Разводились мосты в Санкт-Петербурге, северное сияние вспыхивало где-то на снежном ландшафте, раскрывался щелчком бутон розы в саду Версаля, крылья маленькой колибри жужжали, пока она замирала в воздухе, стрелка часов на площади в Праге сдвигалась на деление, дельфин выпрыгивал из воды, корни деревьев ломали кладку древнего храма, капала дождевая капля на край листа и разбивалась…
Он соединил ее пальцы со своими и крепко сжал: скрип пера по листу бумаги, шорох песчинок в песочных часах, шуршание разворачиваемого пергамента, удар стилом по глиняной табличке: звуки и образы сменяли друг друга часто и ярко. Зрачки ее расширились, она видела так много всего, словно одновременно была в тысяче мест. Слышала столько, словно оказалось в некоей вселенной, где хранились звуки. Или же он был этой Вселенной, где хранилось время? Меч, вонзающийся в тело рыцаря, самолет-бомбардировщик, сбрасывающий свою смертельную ношу, женщина в муках родов, первый крик ребенка, кисть художника касалась холста, пышная юбка танцовщицы взлетала вверх, мужчина и женщина сливались в единое целое. Она вздрогнула. Его глаза превратились в две черные дыры, и там мелькали звезды, а может, вспышки памяти. Миллиарды образов. Бесконечность воспоминаний.
— Что ты видишь?
— Все, — выдохнула она.
Он улыбнулся, и его глаза приобрели привычный вид.
— Что ты понимаешь?
— Это хорошо, — Настя смотрела демону в глаза. — Все это — хорошо.
— А смерть? страдания? войны? болезни?
— Кажется, это часть. Смерть — часть жизни.
— Вы не знаете другого пути, — он отпустил ее.
— Кто ты?
— Я как время, которое открывает правду или скрывает ее. Я — знание и смерть всему.
— Тогда чего ты хочешь?
— Стать ничем. Я — смерть, которая не может умереть. Никогда. Я вечен.
— Наверно, это неплохо, быть всегда.
— Нет, это невыносимо. Время преследует меня. Я хотел бы остановиться, но я не в силах, пока не пойму.
— Что?
Он не ответил. Она помолчала.
— Ты знаешь, когда я умру?
— Да. Не хочешь узнать, когда?
— Нет. Пока нет, — она поежилась. — Ты когда-нибудь любил?
Его бровь иронически приподнялась.
— Демоны не могут любить.
— Но как? Любовь — разве это не основа всему?
— Нет, конечно. Это оправдание людей своим низким страстям.
— А разве не существует абсолютной любви?
— Нет ничего абсолютного кроме абсурда.
— Я тебе не верю.
— Ты абсурдна. Разговаривать о любви с демоном — абсурд, Настя.
— Ну, не с ангелами же говорить о ней.
Демон расхохотался. С облегчением, она почувствовала, что он снова стал графом Виттури.
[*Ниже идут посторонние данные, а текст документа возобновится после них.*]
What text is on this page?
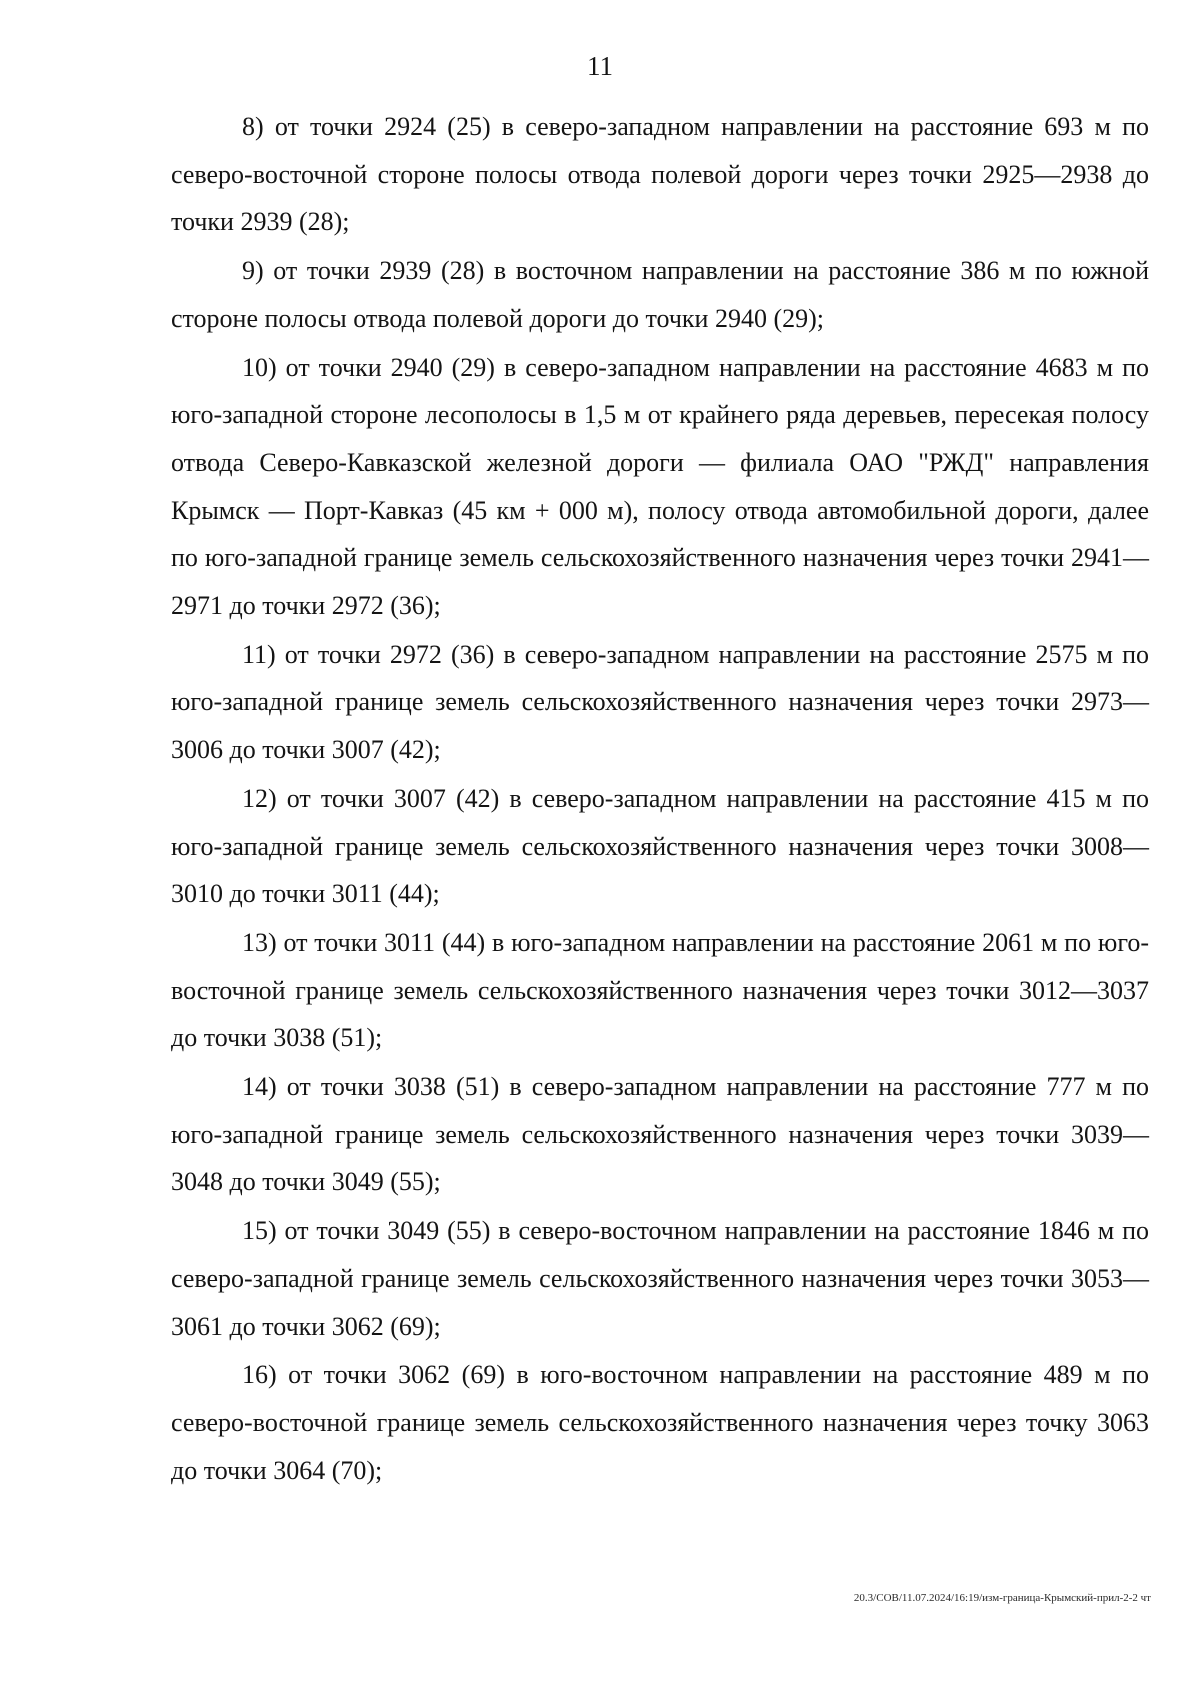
11

8) от точки 2924 (25) в северо-западном направлении на расстояние 693 м по северо-восточной стороне полосы отвода полевой дороги через точки 2925—2938 до точки 2939 (28);

9) от точки 2939 (28) в восточном направлении на расстояние 386 м по южной стороне полосы отвода полевой дороги до точки 2940 (29);

10) от точки 2940 (29) в северо-западном направлении на расстояние 4683 м по юго-западной стороне лесополосы в 1,5 м от крайнего ряда деревьев, пересекая полосу отвода Северо-Кавказской железной дороги — филиала ОАО "РЖД" направления Крымск — Порт-Кавказ (45 км + 000 м), полосу отвода автомобильной дороги, далее по юго-западной границе земель сельскохозяйственного назначения через точки 2941—2971 до точки 2972 (36);

11) от точки 2972 (36) в северо-западном направлении на расстояние 2575 м по юго-западной границе земель сельскохозяйственного назначения через точки 2973—3006 до точки 3007 (42);

12) от точки 3007 (42) в северо-западном направлении на расстояние 415 м по юго-западной границе земель сельскохозяйственного назначения через точки 3008—3010 до точки 3011 (44);

13) от точки 3011 (44) в юго-западном направлении на расстояние 2061 м по юго-восточной границе земель сельскохозяйственного назначения через точки 3012—3037 до точки 3038 (51);

14) от точки 3038 (51) в северо-западном направлении на расстояние 777 м по юго-западной границе земель сельскохозяйственного назначения через точки 3039—3048 до точки 3049 (55);

15) от точки 3049 (55) в северо-восточном направлении на расстояние 1846 м по северо-западной границе земель сельскохозяйственного назначения через точки 3053—3061 до точки 3062 (69);

16) от точки 3062 (69) в юго-восточном направлении на расстояние 489 м по северо-восточной границе земель сельскохозяйственного назначения через точку 3063 до точки 3064 (70);

20.3/СОВ/11.07.2024/16:19/изм-граница-Крымский-прил-2-2 чт
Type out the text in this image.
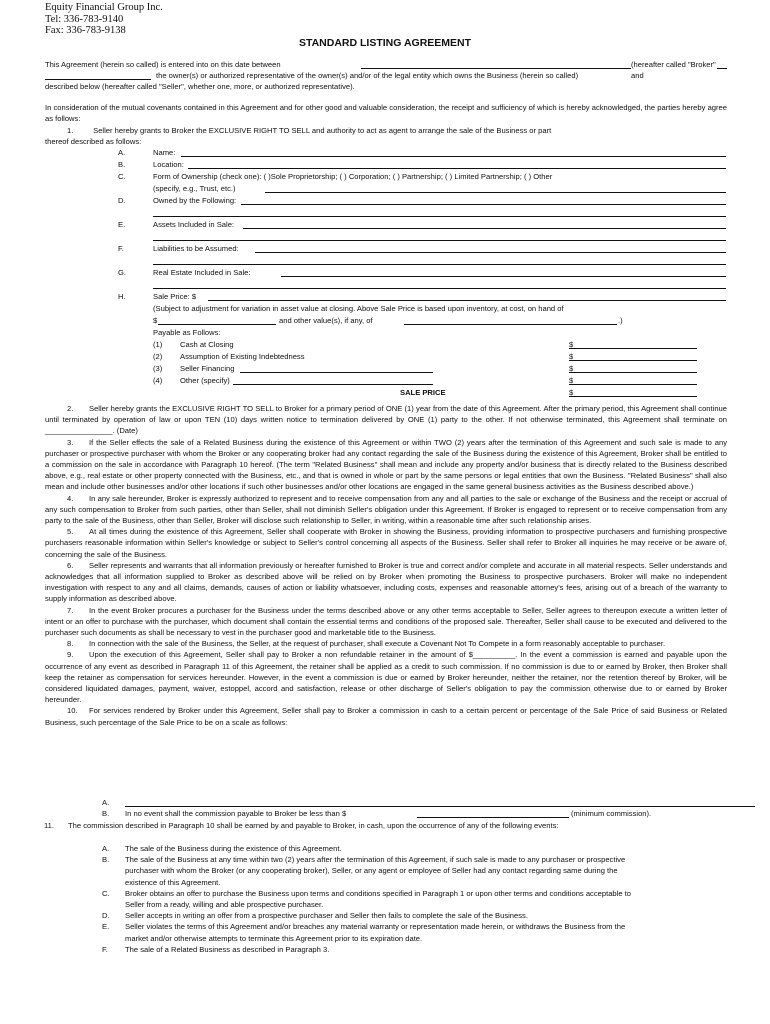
Equity Financial Group Inc.
Tel: 336-783-9140
Fax: 336-783-9138
STANDARD LISTING AGREEMENT
This Agreement (herein so called) is entered into on this date between	(hereafter called "Broker" and
the owner(s) or authorized representative of the owner(s) and/or of the legal entity which owns the Business (herein so called)
described below (hereafter called "Seller", whether one, more, or authorized representative).
In consideration of the mutual covenants contained in this Agreement and for other good and valuable consideration, the receipt and sufficiency of which is hereby acknowledged, the parties hereby agree as follows:
1.	Seller hereby grants to Broker the EXCLUSIVE RIGHT TO SELL and authority to act as agent to arrange the sale of the Business or part
thereof described as follows:
A.	Name:
B.	Location:
C.	Form of Ownership (check one): ( )Sole Proprietorship; ( ) Corporation; ( ) Partnership; ( ) Limited Partnership; ( ) Other
(specify, e.g., Trust, etc.)
D.	Owned by the Following:
E.	Assets Included in Sale:
F.	Liabilities to be Assumed:
G.	Real Estate Included in Sale:
H.	Sale Price: $
(Subject to adjustment for variation in asset value at closing. Above Sale Price is based upon inventory, at cost, on hand of
$	and other value(s), if any, of	.)
Payable as Follows:
(1) Cash at Closing	$
(2) Assumption of Existing Indebtedness	$
(3) Seller Financing	$
(4) Other (specify)	$
SALE PRICE	$
2. Seller hereby grants the EXCLUSIVE RIGHT TO SELL to Broker for a primary period of ONE (1) year from the date of this Agreement. After the primary period, this Agreement shall continue until terminated by operation of law or upon TEN (10) days written notice to termination delivered by ONE (1) party to the other. If not otherwise terminated, this Agreement shall terminate on ________________. (Date)
3. If the Seller effects the sale of a Related Business during the existence of this Agreement or within TWO (2) years after the termination of this Agreement and such sale is made to any purchaser or prospective purchaser with whom the Broker or any cooperating broker had any contact regarding the sale of the Business during the existence of this Agreement, Broker shall be entitled to a commission on the sale in accordance with Paragraph 10 hereof. (The term "Related Business" shall mean and include any property and/or business that is directly related to the Business described above, e.g., real estate or other property connected with the Business, etc., and that is owned in whole or part by the same persons or legal entities that own the Business. "Related Business" shall also mean and include other businesses and/or other locations if such other businesses and/or other locations are engaged in the same general business activities as the Business described above.)
4. In any sale hereunder, Broker is expressly authorized to represent and to receive compensation from any and all parties to the sale or exchange of the Business and the receipt or accrual of any such compensation to Broker from such parties, other than Seller, shall not diminish Seller's obligation under this Agreement. If Broker is engaged to represent or to receive compensation from any party to the sale of the Business, other than Seller, Broker will disclose such relationship to Seller, in writing, within a reasonable time after such relationship arises.
5. At all times during the existence of this Agreement, Seller shall cooperate with Broker in showing the Business, providing information to prospective purchasers and furnishing prospective purchasers reasonable information within Seller's knowledge or subject to Seller's control concerning all aspects of the Business. Seller shall refer to Broker all inquiries he may receive or be aware of, concerning the sale of the Business.
6. Seller represents and warrants that all information previously or hereafter furnished to Broker is true and correct and/or complete and accurate in all material respects. Seller understands and acknowledges that all information supplied to Broker as described above will be relied on by Broker when promoting the Business to prospective purchasers. Broker will make no independent investigation with respect to any and all claims, demands, causes of action or liability whatsoever, including costs, expenses and reasonable attorney's fees, arising out of a breach of the warranty to supply information as described above.
7. In the event Broker procures a purchaser for the Business under the terms described above or any other terms acceptable to Seller, Seller agrees to thereupon execute a written letter of intent or an offer to purchase with the purchaser, which document shall contain the essential terms and conditions of the proposed sale. Thereafter, Seller shall cause to be executed and delivered to the purchaser such documents as shall be necessary to vest in the purchaser good and marketable title to the Business.
8. In connection with the sale of the Business, the Seller, at the request of purchaser, shall execute a Covenant Not To Compete in a form reasonably acceptable to purchaser.
9. Upon the execution of this Agreement, Seller shall pay to Broker a non refundable retainer in the amount of $__________. In the event a commission is earned and payable upon the occurrence of any event as described in Paragraph 11 of this Agreement, the retainer shall be applied as a credit to such commission. If no commission is due to or earned by Broker, then Broker shall keep the retainer as compensation for services hereunder. However, in the event a commission is due or earned by Broker hereunder, neither the retainer, nor the retention thereof by Broker, will be considered liquidated damages, payment, waiver, estoppel, accord and satisfaction, release or other discharge of Seller's obligation to pay the commission otherwise due to or earned by Broker hereunder.
10. For services rendered by Broker under this Agreement, Seller shall pay to Broker a commission in cash to a certain percent or percentage of the Sale Price of said Business or Related Business, such percentage of the Sale Price to be on a scale as follows:
A.
B. In no event shall the commission payable to Broker be less than $	(minimum commission).
11. The commission described in Paragraph 10 shall be earned by and payable to Broker, in cash, upon the occurrence of any of the following events:
A.	The sale of the Business during the existence of this Agreement.
B.	The sale of the Business at any time within two (2) years after the termination of this Agreement, if such sale is made to any purchaser or prospective purchaser with whom the Broker (or any cooperating broker), Seller, or any agent or employee of Seller had any contact regarding same during the existence of this Agreement.
C.	Broker obtains an offer to purchase the Business upon terms and conditions specified in Paragraph 1 or upon other terms and conditions acceptable to Seller from a ready, willing and able prospective purchaser.
D.	Seller accepts in writing an offer from a prospective purchaser and Seller then fails to complete the sale of the Business.
E.	Seller violates the terms of this Agreement and/or breaches any material warranty or representation made herein, or withdraws the Business from the market and/or otherwise attempts to terminate this Agreement prior to its expiration date.
F.	The sale of a Related Business as described in Paragraph 3.
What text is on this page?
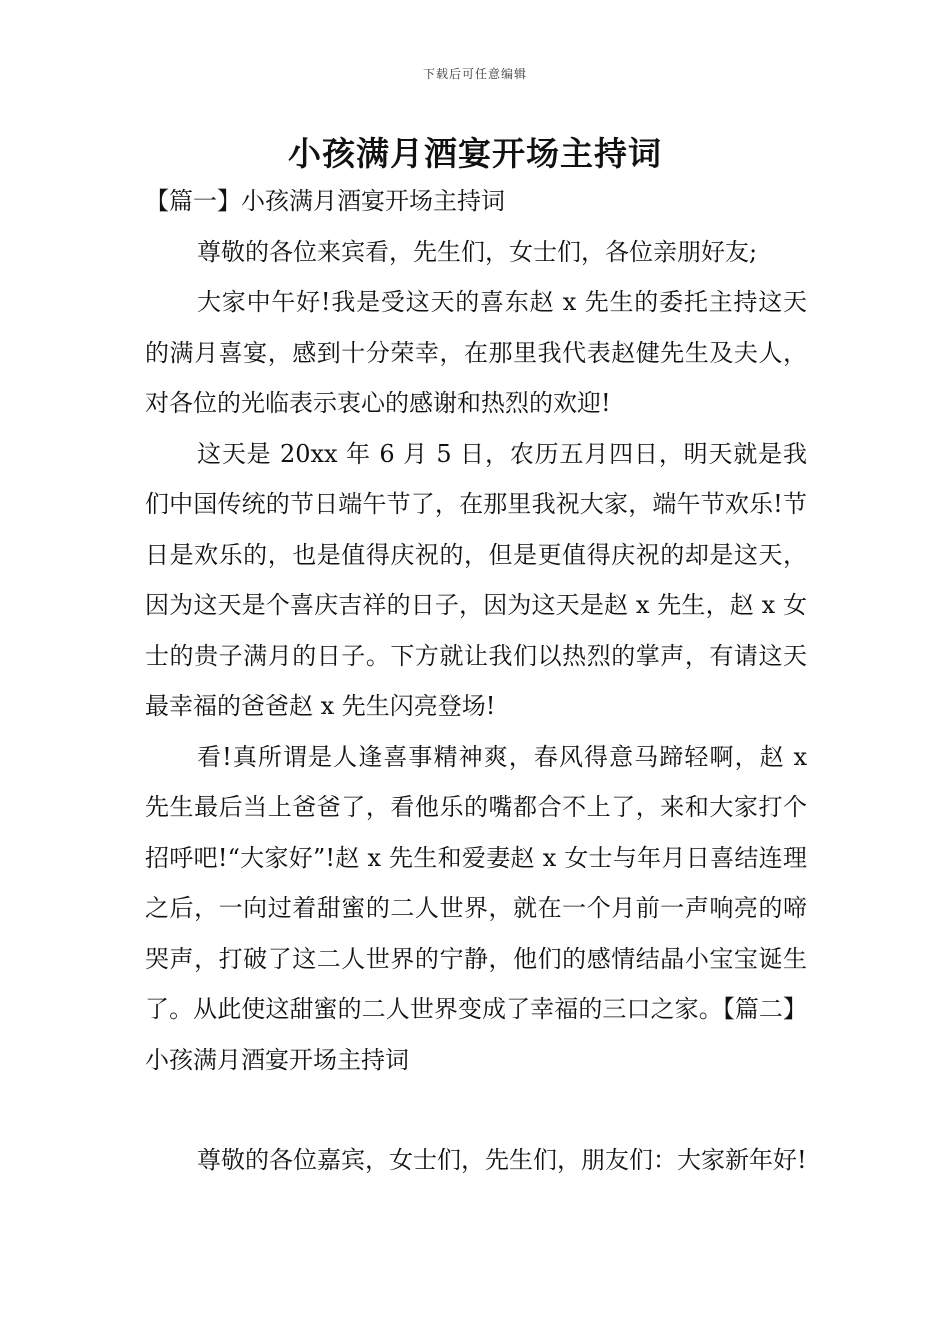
下载后可任意编辑
小孩满月酒宴开场主持词

【篇一】小孩满月酒宴开场主持词

尊敬的各位来宾看，先生们，女士们，各位亲朋好友;

大家中午好!我是受这天的喜东赵 x 先生的委托主持这天的满月喜宴，感到十分荣幸，在那里我代表赵健先生及夫人，对各位的光临表示衷心的感谢和热烈的欢迎!

这天是 20xx 年 6 月 5 日，农历五月四日，明天就是我们中国传统的节日端午节了，在那里我祝大家，端午节欢乐!节日是欢乐的，也是值得庆祝的，但是更值得庆祝的却是这天，因为这天是个喜庆吉祥的日子，因为这天是赵 x 先生，赵 x 女士的贵子满月的日子。下方就让我们以热烈的掌声，有请这天最幸福的爸爸赵 x 先生闪亮登场!

看!真所谓是人逢喜事精神爽，春风得意马蹄轻啊，赵 x 先生最后当上爸爸了，看他乐的嘴都合不上了，来和大家打个招呼吧!“大家好”!赵 x 先生和爱妻赵 x 女士与年月日喜结连理之后，一向过着甜蜜的二人世界，就在一个月前一声响亮的啼哭声，打破了这二人世界的宁静，他们的感情结晶小宝宝诞生了。从此使这甜蜜的二人世界变成了幸福的三口之家。【篇二】小孩满月酒宴开场主持词

尊敬的各位嘉宾，女士们，先生们，朋友们：大家新年好!
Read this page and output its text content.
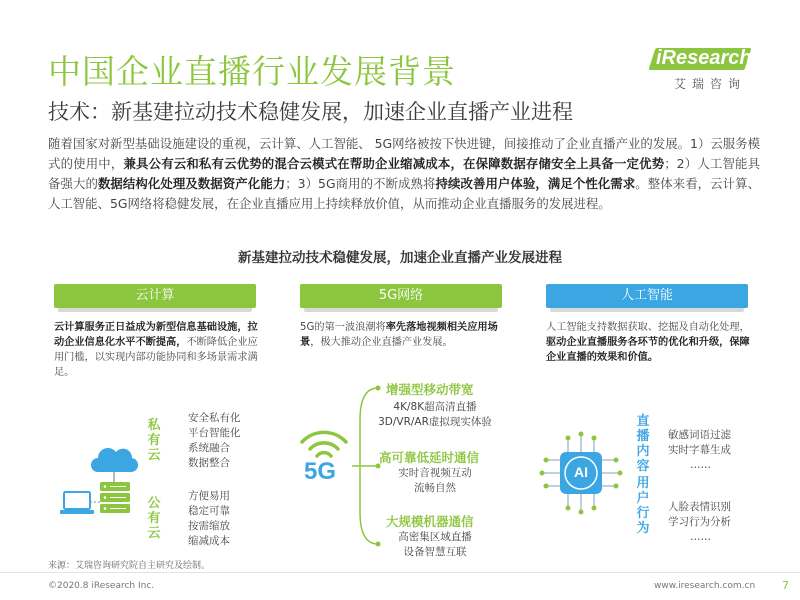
中国企业直播行业发展背景
技术：新基建拉动技术稳健发展，加速企业直播产业进程
iResearch
艾瑞咨询
随着国家对新型基础设施建设的重视，云计算、人工智能、 5G网络被按下快进键，间接推动了企业直播产业的发展。1）云服务模式的使用中，兼具公有云和私有云优势的混合云模式在帮助企业缩减成本，在保障数据存储安全上具备一定优势；2）人工智能具备强大的数据结构化处理及数据资产化能力；3）5G商用的不断成熟将持续改善用户体验，满足个性化需求。整体来看，云计算、人工智能、5G网络将稳健发展，在企业直播应用上持续释放价值，从而推动企业直播服务的发展进程。
新基建拉动技术稳健发展，加速企业直播产业发展进程
云计算	5G网络	人工智能
云计算服务正日益成为新型信息基础设施，拉动企业信息化水平不断提高，不断降低企业应用门槛，以实现内部功能协同和多场景需求满足。
5G的第一波浪潮将率先落地视频相关应用场景，极大推动企业直播产业发展。
人工智能支持数据获取、挖掘及自动化处理，驱动企业直播服务各环节的优化和升级，保障企业直播的效果和价值。
私
有
云
公
有
云
安全私有化
平台智能化
系统融合
数据整合
方便易用
稳定可靠
按需缩放
缩减成本
5G
增强型移动带宽
4K/8K超高清直播
3D/VR/AR虚拟现实体验
高可靠低延时通信
实时音视频互动
流畅自然
大规模机器通信
高密集区域直播
设备智慧互联
AI
直
播
内
容
用
户
行
为
敏感词语过滤
实时字幕生成
……
人脸表情识别
学习行为分析
……
来源：艾瑞咨询研究院自主研究及绘制。
©2020.8 iResearch Inc.	www.iresearch.com.cn 7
— Пойдем, внезапно смертная и абсолютно смешная, у тебя еще есть время все узнать самой.
Кто же он? Настя шла рядом с ним по городу, кусая в раздумьях губы. Дьявол, демон, смерть, время? Как ни назови, повсюду обреченность. В любом имени слышится крах жизни и вопль бессмертия. Не потому ли он слегка презирает все вокруг и не любит никого: так проще. Так не привязываешься к преходящему. А она сама? Разве не прав он, что не любит она его вовсе, а всего лишь страсть тянет ее к нему, как магнитом. Низкое желание к его телу. Она украдкой бросила на него взгляд.